Observability for AI Agent Systems
You can’t debug what you can’t see. Agent systems are notoriously difficult to observe because the interesting behavior happens inside the model — and you only see inputs and outputs.
Why Traditional APM Fails
Standard application monitoring tracks request latency, error rates, and throughput. For agent systems, these metrics miss the point entirely:
- A “successful” request might have taken 15 LLM calls internally
- Latency varies by 10x depending on the model’s reasoning path
- Error rates don’t capture “the agent did the wrong thing correctly”

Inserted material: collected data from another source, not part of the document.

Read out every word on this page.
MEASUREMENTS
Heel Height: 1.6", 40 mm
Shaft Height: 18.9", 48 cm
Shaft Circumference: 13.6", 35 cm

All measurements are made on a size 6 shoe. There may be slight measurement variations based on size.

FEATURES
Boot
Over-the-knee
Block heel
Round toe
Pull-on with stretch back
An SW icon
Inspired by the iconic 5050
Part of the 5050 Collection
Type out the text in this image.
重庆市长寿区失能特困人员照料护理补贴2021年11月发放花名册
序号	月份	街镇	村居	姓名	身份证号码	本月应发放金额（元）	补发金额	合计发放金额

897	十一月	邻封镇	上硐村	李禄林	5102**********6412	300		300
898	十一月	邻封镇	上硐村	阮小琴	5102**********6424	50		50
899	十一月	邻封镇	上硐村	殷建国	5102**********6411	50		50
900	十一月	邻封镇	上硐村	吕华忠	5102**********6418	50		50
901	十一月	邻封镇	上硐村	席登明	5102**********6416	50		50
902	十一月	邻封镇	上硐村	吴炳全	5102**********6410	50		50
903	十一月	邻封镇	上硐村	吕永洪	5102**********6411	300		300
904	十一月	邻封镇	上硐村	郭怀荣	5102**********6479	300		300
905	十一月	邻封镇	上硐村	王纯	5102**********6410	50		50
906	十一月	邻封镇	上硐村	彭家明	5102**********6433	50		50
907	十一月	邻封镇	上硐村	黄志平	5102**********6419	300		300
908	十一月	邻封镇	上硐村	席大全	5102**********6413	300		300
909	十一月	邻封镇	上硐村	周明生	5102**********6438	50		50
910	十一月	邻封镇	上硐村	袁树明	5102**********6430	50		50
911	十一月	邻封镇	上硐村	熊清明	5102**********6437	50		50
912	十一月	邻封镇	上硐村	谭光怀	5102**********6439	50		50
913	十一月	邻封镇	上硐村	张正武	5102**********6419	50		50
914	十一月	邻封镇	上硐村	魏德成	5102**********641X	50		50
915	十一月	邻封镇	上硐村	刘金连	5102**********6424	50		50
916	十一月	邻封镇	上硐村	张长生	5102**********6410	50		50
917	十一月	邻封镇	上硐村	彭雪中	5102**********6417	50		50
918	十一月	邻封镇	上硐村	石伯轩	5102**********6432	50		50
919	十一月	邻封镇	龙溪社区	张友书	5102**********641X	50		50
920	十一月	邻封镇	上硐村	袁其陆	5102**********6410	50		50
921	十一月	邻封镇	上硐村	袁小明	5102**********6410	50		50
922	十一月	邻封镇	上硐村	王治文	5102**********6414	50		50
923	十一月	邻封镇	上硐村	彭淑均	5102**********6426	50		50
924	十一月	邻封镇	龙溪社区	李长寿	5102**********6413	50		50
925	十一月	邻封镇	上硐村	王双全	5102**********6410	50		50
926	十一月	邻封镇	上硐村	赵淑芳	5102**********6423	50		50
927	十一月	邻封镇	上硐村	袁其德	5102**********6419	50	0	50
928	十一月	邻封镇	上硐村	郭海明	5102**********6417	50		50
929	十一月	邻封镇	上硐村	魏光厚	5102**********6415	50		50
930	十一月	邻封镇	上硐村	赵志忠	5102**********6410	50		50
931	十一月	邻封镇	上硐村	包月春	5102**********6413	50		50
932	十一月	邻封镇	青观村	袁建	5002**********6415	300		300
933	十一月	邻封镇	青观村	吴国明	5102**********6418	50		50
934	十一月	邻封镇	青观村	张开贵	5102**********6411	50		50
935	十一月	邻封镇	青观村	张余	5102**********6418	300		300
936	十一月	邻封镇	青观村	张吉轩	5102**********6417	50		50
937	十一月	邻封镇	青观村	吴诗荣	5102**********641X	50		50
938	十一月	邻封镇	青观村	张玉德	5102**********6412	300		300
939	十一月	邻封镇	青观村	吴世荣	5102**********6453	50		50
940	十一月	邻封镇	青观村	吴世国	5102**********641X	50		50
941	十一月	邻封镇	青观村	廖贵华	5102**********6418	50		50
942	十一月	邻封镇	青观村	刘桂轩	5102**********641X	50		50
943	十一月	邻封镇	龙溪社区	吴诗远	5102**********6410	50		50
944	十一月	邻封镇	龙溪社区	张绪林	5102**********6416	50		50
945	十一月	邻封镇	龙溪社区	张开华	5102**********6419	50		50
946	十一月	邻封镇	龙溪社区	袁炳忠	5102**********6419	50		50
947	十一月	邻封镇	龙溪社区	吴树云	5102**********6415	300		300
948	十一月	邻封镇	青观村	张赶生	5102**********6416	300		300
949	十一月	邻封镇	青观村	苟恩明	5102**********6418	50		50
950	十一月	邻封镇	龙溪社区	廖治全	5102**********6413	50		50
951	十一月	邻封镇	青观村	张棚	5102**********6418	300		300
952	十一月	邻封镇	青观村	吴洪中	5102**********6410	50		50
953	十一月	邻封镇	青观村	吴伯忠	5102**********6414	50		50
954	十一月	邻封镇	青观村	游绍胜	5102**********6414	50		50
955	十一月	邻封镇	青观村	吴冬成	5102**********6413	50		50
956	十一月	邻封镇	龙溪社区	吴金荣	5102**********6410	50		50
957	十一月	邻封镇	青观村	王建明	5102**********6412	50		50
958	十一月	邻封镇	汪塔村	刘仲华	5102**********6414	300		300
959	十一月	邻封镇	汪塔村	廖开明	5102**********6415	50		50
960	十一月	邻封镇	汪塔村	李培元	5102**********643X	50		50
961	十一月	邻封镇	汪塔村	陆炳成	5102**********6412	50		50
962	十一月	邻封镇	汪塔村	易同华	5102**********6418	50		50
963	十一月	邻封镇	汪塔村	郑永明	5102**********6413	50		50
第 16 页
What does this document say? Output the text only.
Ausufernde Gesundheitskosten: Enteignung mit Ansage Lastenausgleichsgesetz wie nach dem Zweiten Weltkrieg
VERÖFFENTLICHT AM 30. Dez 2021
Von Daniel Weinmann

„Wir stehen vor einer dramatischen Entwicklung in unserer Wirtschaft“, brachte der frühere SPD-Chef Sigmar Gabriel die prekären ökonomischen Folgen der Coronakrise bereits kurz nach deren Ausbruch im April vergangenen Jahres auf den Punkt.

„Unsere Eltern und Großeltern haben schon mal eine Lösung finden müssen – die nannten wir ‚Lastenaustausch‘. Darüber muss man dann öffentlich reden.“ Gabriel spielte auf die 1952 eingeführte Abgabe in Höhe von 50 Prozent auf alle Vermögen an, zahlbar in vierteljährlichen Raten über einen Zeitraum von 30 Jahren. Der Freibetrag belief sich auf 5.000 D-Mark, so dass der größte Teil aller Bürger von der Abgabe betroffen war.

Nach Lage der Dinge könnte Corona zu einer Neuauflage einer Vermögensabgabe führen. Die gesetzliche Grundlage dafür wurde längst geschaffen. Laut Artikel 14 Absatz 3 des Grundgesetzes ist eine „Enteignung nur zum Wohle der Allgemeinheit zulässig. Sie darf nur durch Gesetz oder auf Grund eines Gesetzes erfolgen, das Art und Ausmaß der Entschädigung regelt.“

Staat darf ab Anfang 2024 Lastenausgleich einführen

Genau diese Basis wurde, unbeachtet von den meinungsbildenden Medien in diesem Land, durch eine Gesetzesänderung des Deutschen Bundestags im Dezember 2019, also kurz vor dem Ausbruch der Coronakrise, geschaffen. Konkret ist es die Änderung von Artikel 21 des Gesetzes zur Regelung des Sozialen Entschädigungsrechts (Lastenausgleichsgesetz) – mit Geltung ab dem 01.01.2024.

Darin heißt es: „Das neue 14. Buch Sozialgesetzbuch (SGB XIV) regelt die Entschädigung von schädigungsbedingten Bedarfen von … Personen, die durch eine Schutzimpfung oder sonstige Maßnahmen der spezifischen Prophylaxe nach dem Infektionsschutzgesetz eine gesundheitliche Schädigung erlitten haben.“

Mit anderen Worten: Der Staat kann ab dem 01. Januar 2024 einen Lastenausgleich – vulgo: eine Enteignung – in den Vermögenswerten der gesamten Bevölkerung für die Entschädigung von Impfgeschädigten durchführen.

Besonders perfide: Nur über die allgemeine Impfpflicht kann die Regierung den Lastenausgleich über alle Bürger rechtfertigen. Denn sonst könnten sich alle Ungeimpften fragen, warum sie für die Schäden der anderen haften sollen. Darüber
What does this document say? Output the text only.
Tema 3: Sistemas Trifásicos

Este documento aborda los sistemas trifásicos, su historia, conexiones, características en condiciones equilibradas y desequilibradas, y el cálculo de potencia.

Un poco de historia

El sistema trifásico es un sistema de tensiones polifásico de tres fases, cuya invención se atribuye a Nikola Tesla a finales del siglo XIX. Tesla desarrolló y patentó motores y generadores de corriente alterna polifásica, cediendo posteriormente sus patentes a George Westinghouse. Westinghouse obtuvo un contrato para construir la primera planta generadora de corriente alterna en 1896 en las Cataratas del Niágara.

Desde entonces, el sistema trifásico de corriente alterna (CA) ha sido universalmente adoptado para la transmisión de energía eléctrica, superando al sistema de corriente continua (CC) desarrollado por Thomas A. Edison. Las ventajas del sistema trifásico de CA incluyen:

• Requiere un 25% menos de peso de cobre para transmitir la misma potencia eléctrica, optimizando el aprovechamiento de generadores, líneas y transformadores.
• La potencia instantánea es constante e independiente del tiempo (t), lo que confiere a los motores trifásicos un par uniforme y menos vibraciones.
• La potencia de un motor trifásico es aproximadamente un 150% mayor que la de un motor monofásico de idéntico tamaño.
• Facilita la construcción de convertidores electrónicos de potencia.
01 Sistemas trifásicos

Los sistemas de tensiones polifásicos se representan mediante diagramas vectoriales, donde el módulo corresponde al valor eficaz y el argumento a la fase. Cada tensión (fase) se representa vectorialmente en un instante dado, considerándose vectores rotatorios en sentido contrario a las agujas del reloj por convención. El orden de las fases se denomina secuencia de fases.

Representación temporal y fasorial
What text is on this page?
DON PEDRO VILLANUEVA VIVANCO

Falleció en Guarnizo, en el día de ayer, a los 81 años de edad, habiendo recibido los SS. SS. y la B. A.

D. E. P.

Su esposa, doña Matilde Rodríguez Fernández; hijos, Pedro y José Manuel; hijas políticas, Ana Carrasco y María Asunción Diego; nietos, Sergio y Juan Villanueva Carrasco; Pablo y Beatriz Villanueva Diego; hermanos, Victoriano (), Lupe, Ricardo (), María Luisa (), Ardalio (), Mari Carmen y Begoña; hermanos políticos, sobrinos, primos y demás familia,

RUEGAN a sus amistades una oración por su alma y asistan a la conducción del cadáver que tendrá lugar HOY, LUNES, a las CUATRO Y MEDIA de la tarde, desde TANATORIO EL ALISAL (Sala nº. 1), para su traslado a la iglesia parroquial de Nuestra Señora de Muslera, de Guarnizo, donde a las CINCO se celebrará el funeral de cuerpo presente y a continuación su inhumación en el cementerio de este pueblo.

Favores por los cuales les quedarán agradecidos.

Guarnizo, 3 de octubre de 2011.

You need metrics that understand agent-specific concerns: token spend per task, tool call success rates, reasoning loop depth, and goal completion rates.
The Trace Model
Every agent invocation should produce a structured trace:
@dataclass
class AgentTrace:
trace_id: str
task: str
started_at: datetime
completed_at: datetime
outcome: Literal["success", "failure", "timeout", "escalated"]
# Agent-specific metrics
total_tokens: int
total_cost: float
llm_calls: int
tool_calls: list[ToolCallTrace]
reasoning_steps: int
# Decision audit trail
decisions: list[Decision]
context_at_each_step: list[str]The decisions field is crucial. It captures why the agent did what it did — not just what it did. This turns debugging from guesswork into analysis.
Token Economics Dashboard
Token usage is the cloud bill equivalent for agent systems. Track it ruthlessly:
class TokenTracker:
def __init__(self):
self.usage = defaultdict(lambda: {"input": 0, "output": 0, "cost": 0.0})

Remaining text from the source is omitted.